Se souvenant des conseils de son oncle, Guccio fit parler son compagnon, qui d’ailleurs ne demandait que cela. Le signor Boccace semblait avoir beaucoup vu. Il était allé partout, en Sicile, en Vénétie, en Espagne, en Flandre, en Allemagne, jusqu’en Orient, et s’était tiré avec habileté de bien des aventures ; il connaissait les mœurs de tous ces pays, avait son opinion personnelle sur la valeur comparée des religions, méprisait assez les moines et détestait l’Inquisition. Il paraissait aussi s’intéresser aux femmes ; il laissait entendre qu’il en avait pratiqué beaucoup, et connaissait sur une foule d’entre elles, illustres ou obscures, de curieuses anecdotes.
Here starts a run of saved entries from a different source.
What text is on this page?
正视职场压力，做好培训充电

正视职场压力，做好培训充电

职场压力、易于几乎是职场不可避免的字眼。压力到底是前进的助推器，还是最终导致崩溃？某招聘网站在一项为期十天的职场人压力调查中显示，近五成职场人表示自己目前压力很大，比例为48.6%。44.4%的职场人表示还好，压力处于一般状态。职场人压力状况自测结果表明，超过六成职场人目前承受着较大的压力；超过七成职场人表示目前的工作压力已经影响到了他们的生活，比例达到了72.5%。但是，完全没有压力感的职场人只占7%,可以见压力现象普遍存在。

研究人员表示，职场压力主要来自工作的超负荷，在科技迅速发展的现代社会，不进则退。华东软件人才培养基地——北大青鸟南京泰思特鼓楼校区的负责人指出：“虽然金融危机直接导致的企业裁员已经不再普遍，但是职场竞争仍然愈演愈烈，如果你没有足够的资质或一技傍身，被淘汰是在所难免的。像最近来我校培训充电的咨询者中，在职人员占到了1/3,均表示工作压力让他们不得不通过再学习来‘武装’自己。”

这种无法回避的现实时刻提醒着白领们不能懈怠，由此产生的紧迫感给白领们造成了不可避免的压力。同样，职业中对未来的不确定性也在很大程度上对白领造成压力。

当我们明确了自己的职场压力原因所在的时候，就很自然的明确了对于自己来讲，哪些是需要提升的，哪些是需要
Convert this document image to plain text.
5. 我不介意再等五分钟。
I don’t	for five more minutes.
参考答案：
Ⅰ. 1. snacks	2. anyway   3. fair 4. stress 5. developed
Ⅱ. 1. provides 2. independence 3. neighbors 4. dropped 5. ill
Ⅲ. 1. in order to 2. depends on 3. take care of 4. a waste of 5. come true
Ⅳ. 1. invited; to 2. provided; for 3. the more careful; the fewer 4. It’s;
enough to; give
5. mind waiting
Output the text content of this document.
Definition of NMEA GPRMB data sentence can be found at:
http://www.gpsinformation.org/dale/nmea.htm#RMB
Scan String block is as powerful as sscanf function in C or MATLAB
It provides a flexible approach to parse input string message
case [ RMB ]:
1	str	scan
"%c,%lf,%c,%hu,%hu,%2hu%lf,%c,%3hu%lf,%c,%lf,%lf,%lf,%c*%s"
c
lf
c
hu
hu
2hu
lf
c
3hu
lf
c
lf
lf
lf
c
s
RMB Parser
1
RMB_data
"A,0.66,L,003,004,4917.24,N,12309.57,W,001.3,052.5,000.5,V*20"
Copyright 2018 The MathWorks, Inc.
Il faisait peu de cas de leur vertu, et son langage s’épiçait, à leur propos, d’images qui rendaient Guccio songeur. Un esprit libre, ce signor Boccace, et tout à fait au-dessus du commun.

— J’aurais aimé écrire tout cela si j’avais eu le temps, dit-il à Guccio, toute cette moisson d’histoires et d’idées que j’ai récoltées au long de mes voyages.

— Que ne le faites-vous, signor ? répondit Guccio.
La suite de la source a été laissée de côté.